Tuesday, 20 November 2012

Light Logic and Leicester


Ernest Edmonds: Light Logic
Site Gallery 17 November 2012 - 2 February 2013

A pioneer of computer generated art in the 1960s, and now creating generative sculptural light installations, Edmonds’ work references minimalist constructivism alongside a life-long interest in chance and change.  Exploring how new technologies produce new relations between artists, audiences and things, Light Logic marks the first UK solo exhibition of the artist for a decade.  Edmonds currently lives between Sydney, Australia and Hathersage, Derbyshire and has exhibited widely throughout the world
















Ernest Edmonds is a multi-disciplinary artist and known as an expert on human-computer interaction. He studied Mathematics and Philosophy in London and is Professor of Computation and Creative Media at the University of Technology in Sydney. There he runs a practice-based art and technology research group, the Creativity and Cognition Studios.


Edmonds’ artworks are generated by systems and therefore bare neither representational qualities nor are they alluding to objects.
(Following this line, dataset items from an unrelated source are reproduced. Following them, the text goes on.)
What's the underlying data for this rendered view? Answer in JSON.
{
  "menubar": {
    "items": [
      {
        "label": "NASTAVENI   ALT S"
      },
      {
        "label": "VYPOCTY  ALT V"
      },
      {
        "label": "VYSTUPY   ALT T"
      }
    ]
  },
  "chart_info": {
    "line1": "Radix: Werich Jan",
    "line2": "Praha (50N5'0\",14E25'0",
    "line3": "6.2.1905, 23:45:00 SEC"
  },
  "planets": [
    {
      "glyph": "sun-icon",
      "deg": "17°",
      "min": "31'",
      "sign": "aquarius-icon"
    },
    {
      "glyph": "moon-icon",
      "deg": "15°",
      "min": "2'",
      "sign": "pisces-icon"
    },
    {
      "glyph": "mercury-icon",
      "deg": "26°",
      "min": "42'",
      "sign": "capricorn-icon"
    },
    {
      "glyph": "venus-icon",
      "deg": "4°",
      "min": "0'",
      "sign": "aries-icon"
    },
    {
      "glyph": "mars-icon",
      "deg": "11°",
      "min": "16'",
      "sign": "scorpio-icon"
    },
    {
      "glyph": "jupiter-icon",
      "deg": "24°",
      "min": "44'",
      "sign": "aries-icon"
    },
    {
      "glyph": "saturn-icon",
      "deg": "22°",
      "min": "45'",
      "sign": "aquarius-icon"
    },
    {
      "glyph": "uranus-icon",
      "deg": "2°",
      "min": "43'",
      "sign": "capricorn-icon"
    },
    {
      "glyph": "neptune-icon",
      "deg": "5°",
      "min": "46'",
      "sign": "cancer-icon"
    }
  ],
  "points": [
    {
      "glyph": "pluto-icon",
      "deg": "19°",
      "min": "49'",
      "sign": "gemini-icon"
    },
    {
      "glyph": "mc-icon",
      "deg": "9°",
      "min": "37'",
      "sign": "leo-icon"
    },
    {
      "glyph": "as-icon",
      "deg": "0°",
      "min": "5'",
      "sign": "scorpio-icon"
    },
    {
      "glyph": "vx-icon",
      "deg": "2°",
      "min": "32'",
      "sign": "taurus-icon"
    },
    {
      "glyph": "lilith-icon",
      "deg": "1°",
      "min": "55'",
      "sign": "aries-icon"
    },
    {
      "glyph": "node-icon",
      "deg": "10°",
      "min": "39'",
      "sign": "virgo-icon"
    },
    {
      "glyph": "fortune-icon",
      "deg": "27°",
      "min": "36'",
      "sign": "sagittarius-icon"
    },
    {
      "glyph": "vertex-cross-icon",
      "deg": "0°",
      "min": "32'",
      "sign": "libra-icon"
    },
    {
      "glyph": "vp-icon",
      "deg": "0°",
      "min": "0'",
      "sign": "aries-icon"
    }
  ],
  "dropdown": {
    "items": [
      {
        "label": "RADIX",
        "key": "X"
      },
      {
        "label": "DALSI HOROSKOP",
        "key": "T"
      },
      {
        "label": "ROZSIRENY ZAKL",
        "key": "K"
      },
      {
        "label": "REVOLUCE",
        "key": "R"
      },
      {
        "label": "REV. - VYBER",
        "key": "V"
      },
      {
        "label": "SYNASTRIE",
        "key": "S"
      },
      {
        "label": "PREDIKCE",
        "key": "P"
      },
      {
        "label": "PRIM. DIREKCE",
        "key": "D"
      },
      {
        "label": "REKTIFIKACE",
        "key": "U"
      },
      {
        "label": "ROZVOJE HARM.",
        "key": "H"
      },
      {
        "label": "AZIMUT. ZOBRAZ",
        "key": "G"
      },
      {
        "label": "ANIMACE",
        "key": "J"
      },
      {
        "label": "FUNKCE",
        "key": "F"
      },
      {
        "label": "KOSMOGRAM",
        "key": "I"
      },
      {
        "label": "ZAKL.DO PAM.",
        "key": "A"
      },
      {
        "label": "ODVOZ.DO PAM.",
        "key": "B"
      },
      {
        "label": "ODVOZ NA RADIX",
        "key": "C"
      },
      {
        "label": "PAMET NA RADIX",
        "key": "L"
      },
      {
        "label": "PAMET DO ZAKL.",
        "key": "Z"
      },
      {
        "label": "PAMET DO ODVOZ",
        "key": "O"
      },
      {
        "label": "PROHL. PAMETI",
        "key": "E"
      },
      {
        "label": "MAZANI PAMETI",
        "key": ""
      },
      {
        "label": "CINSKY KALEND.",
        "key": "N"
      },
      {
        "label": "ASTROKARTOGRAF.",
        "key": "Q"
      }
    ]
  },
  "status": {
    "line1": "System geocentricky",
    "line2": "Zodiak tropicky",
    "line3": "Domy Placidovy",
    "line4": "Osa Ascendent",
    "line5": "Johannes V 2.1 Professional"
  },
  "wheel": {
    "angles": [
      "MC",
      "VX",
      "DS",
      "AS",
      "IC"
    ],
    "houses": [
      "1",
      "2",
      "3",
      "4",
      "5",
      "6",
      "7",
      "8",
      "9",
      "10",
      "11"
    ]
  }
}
In order to create those ‘constructs’ he works with patterns and employs algorithms to generate them. The composition itself became more important to him than the actual representation. He minimised the elements emphasising the structure of the work, not its surface complexity. This structure is the key to the aesthetic experience of the art work. The impression aroused in the spectator is based on his often unknown response to them. Edmonds often uses colour as a defining element, in earlier works he mainly chose black and white due to the unreliable colour reproduction of the screens.

‘Nineteen’ is the lead off artwork in which he used a computer program in its creation process, it dates back to 1968/69. In 1970 he exhibited for the first time an interactive work together with Stroud Cornock in Leicester. In 1985 the first generative time-based computer works called ‘Video Constructs’ followed, accompanied by paintings created using geometric and procedural systems. In the 1990s both time-based works and paintings concentrated on systems to form, select, vary and manipulate colour. Further the ‘Video Constructs’ were no more recorded onto a video tape, but realised directly from the computer and hence had no restriction on length. Edmonds did his first public performance of a ‘Correspondance work’ 1990 in Liège.

With Logic Programming he was able to visualise a search process. In his Video Constructs like ‘Nagoya’ (1995) both structure of the images (its colour and geometry) and structure in time are defined by the logic that founds the basis of the generative works. These applied rules make it deterministic. He compares his work to a music composition and emphasises the correspondence in performances. The sound made by a musician is analysed in real-time and influences the image generating system to create a kind of a duet: ‘In my work, the idea is to operate with structures that can mediate between sound and vision, so that a unified work can be produced that integrates both.” (Edmonds in: On New Constructs in Art, p. 13). Recent works feature the aspect of interaction. The spectator, how passive he might seem, gets involved into a creative process. Edmonds reworked his Video Constructs into Interactive Video Constructs which capture the motion of the viewer and react to what he is doing. The output of the work is the visualised search through a set of rules, enhanced by a Software Agent which is able to take passed interactions into account.